PROVOST (Prévost), FRANÇOIS, lieutenant de compagnie dans le régiment de Carignan-Salières, capitaine, major puis lieutenant de roi à Québec, gouverneur de Trois-Rivières ; né à Paris en 1638, de Charles Provost et de Jeanne du Gousset, décédé à Québec le 1er juin 1702.
La première mention que nous trouvons de lui est un brevet du roi du 6 août 1661 qui le nomme lieutenant de la compagnie Montoson dans le régiment du Poitou. Un autre brevet du 6 décembre 1664 le classe lieutenant de la compagnie d’Andigné* de Grandfontaine et c’est comme tel qu’il fait partie du régiment de Carignan-Salières et débarque à Québec le 19 août 1665. Un document du 22 juillet 1666 le signale déjà comme major de Québec, poste auquel il semble avoir été affecté dès son arrivée et qui lui est confirmé par commission royale le 14 mai 1668. Il le détiendra pendant plus de 30 ans, tout en cumulant d’autres responsabilités dans l’exercice desquelles il se révéla un fonctionnaire très consciencieux. Il servit sous six gouverneurs, coopéra avec cinq intendants et aucun d’eux n’a jamais pu mettre en doute son intégrité, son zèle et sa loyauté. Confiné à ses devoirs administratifs, il ne participa à aucune des grandes expéditions militaires de l’époque, sauf lorsqu’il accompagna Buade* de Frontenac en 1673 au lac Ontario.
Frontenac l’eut toujours en haute estime. En 1683, Le Febvre* de La Barre suggéra son nom comme gouverneur de Montréal en remplacement de Perrot*. Provost n’obtint pas le poste, n’ayant aucun atout à la cour dans le jeu des intrigues et des influences. Mais, dès le rappel de La Barre, il gouverne le pays par intérim, charge qui est officiellement ratifiée le 30 mai 1686 en attendant l’arrivée du nouveau titulaire et qu’il remplira par la suite en diverses occasions. En 1687, un décret du roi le nomme temporairement commandant de Montréal, en l’absence de Callière.
Provost fut le principal artisan de la mise en défense de la ville de Québec contre l’attaque de Phips* à l’automne de 1690. Comme le gouverneur était absent, il avait la responsabilité du commandement.
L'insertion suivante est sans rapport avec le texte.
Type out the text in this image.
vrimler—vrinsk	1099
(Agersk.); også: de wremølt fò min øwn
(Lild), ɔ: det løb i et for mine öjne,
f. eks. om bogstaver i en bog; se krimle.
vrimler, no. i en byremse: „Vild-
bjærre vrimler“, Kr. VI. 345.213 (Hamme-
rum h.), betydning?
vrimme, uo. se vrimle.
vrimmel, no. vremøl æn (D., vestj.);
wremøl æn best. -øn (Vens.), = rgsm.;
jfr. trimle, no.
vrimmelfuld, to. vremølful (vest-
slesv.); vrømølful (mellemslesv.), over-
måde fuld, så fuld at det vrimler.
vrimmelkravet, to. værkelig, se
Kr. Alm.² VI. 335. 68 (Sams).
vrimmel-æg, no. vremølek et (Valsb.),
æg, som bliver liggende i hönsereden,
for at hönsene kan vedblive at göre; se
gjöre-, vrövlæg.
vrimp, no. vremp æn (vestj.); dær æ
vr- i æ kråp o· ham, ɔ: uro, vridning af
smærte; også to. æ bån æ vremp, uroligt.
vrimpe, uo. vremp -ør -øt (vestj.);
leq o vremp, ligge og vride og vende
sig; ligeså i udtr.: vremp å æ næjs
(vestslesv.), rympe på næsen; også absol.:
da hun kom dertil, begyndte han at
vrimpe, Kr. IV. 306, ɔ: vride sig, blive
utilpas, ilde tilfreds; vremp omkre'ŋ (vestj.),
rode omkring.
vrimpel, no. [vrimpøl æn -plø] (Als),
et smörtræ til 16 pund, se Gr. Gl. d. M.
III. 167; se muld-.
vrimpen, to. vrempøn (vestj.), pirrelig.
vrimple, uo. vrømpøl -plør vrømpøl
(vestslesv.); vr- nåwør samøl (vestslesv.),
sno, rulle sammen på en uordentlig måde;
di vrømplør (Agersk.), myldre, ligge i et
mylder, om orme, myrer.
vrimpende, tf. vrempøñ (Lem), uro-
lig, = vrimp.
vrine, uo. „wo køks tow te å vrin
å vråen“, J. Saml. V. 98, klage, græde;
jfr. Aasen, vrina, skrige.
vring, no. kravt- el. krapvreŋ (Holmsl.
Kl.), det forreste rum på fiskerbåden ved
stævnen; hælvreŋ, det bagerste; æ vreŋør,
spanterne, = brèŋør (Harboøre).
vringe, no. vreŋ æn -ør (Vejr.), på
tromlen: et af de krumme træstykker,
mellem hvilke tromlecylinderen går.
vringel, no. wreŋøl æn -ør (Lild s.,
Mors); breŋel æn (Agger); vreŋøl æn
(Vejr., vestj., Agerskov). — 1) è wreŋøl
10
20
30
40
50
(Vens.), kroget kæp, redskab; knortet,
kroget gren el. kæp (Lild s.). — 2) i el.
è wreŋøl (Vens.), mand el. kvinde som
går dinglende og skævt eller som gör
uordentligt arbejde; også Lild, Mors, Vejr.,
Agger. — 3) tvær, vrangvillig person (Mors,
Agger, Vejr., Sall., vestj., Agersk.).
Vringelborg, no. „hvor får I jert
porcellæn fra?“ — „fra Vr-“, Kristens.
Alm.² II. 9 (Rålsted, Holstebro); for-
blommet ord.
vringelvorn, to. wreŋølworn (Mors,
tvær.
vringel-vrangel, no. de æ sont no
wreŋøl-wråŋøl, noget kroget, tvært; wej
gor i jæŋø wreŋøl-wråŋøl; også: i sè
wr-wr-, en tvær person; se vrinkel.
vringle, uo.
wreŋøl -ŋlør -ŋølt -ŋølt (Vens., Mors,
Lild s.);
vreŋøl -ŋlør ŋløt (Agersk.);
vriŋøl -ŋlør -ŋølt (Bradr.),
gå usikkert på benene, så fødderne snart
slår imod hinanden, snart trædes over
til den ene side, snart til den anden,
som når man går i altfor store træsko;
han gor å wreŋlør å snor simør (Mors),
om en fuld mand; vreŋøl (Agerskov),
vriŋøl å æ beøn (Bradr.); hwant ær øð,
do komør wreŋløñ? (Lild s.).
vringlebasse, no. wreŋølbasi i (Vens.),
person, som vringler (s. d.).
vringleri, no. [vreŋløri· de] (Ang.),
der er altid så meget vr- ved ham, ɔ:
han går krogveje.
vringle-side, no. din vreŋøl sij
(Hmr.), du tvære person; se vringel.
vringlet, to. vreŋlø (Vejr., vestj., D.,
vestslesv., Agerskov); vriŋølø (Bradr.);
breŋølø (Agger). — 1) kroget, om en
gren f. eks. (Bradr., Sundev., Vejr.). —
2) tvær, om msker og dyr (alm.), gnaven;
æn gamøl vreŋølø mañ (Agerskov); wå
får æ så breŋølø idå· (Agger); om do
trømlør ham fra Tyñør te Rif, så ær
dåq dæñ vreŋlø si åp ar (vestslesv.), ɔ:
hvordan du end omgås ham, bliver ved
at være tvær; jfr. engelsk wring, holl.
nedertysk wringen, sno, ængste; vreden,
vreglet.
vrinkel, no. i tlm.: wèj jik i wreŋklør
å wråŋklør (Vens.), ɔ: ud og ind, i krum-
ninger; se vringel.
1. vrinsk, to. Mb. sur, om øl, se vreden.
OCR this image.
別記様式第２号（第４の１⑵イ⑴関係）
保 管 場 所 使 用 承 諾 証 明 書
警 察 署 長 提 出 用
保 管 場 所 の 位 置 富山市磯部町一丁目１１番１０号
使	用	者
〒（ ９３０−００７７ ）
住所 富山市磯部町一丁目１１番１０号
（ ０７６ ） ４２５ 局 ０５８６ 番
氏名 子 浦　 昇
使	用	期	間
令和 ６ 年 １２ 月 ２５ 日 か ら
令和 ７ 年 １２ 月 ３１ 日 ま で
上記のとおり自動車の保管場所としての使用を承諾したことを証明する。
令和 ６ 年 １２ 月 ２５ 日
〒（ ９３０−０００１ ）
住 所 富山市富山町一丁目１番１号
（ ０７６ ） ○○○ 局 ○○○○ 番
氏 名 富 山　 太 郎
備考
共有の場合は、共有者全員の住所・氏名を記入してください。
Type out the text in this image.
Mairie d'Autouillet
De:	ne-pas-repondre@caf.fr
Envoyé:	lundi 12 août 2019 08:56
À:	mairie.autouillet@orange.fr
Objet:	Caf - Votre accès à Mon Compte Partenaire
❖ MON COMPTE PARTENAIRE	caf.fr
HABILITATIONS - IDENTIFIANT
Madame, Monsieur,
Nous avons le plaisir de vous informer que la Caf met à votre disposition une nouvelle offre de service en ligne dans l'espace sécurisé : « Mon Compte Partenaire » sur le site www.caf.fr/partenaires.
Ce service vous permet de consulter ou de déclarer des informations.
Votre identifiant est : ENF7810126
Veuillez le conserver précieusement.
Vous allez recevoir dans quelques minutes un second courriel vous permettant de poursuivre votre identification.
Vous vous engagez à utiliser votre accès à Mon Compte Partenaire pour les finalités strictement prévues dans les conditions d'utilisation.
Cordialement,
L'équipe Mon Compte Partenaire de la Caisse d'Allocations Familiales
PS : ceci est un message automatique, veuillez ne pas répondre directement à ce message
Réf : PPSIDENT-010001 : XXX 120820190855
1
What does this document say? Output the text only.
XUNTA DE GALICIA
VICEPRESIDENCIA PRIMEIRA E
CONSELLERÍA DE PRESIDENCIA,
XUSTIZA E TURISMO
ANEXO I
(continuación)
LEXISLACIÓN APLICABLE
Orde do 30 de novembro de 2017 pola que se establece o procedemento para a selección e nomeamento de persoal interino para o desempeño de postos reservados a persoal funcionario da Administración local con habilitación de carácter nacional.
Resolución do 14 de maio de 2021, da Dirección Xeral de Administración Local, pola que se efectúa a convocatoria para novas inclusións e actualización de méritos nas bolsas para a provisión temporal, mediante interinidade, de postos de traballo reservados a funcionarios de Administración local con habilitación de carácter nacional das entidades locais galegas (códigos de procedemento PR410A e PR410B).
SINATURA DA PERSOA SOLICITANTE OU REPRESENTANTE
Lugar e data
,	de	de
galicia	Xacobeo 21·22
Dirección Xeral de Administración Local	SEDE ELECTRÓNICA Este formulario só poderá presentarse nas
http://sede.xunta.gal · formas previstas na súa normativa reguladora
Conscient du danger, il se met à l’œuvre sans tarder. Il envoie un émissaire à Montréal pour aviser Frontenac. Une barque, conduite par le beau-frère de sa femme, Pierre Bécart de Granville, qui mieux que quiconque connaît la région, gagne Tadoussac pour épier l’ennemi. Pendant ce temps, le major mobilise les habitants de la ville et des paroisses environnantes, et tous se mettent à l’œuvre pour creuser des tranchées, placer les batteries aux endroits stratégiques et former les bataillons de défense. Arrivé en toute hâte, Frontenac est émerveillé de trouver la capitale prête à faire face à l’ennemi. En moins de six jours, le major Provost avait accompli une tâche qui normalement aurait pris deux mois. Selon l’annaliste de l’Hôtel-Dieu, c’est lui qui se rendit au rivage accueillir l’envoyé de Phips, le major Thomas Savage, et qui lui fit bander les yeux avant de le faire conduire par des chemins détournés au palais du gouverneur. L’histoire accorde à Frontenac, grâce à sa fameuse réponse à ce délégué, le crédit de la victoire. Mais le gouverneur n’aurait certes pu crâner avec autant d’assurance sans le système de défense mis sur pied par Provost. Le roi fut mis au courant des péripéties de cet incident et, le 7 avril 1691, il faisait savoir à Provost sa satisfaction et l’informait qu’il créerait à son intention le poste de lieutenant de roi à Québec. Le monarque tint parole quelques mois plus tard, soit le 29 février 1692. À diverses reprises, tout au long de ses années de service, Provost reçut des lettres d’approbation de sa conduite, principalement de son exploit de 1690, lettres signées tantôt du roi, tantôt de Pontchartrain ou de Maurepas, qu’il avait précieusement conservées et qui sont énumérées dans l’inventaire de ses biens dressé après sa mort.
L’esprit de justice et la probité que Provost a toujours placés à la base de son administration lui suscitèrent quelques ennemis, principalement chez les personnes intéressées au commerce libre. Provost dut quelquefois faire preuve d’une souple diplomatie, alimentée de discrètes suggestions, lors des conflits entre gouverneur et intendant. En 1678, Duchesneau* ayant fait arrêter Pierre Moreau, dit La Taupine, pour avoir fait la traite illégalement, Provost reçut aussitôt de Frontenac l’ordre de libérer le trafiquant ; ce qui fut aussitôt fait. Le dénigreur le plus acharné de Provost fut l’ingénieur Robert de Villeneuve* que le gouverneur Brisay de Denonville décrit comme « un fou, un libertin, un débauché, dont il faut souffrir parce que nous en avons affaire ». Villeneuve adressa même à la cour des plaintes contre la conduite du major, sous prétexte de malversations. Denonville en fut informé et prit énergiquement la défense de Provost. Dans son mémoire du 8 juin 1687, le gouverneur écrit au ministre Seignelay : « Ce que l’on vous a écrit méchamment du sieur Provost, major de Québec, ne le doit pas perdre dans votre esprit, monseigneur, puisque sans contredit c’est le plus honnête homme, le plus droit et le moins intéressé que j’aie trouvé dans le pays. Jusques ici, c’est le seul ancien officier que j’aie vu qui ne s’est point mêlé d’aucun commerce ni entré dans aucun des démêlés passés, ne s’étant attaché qu’à son devoir ».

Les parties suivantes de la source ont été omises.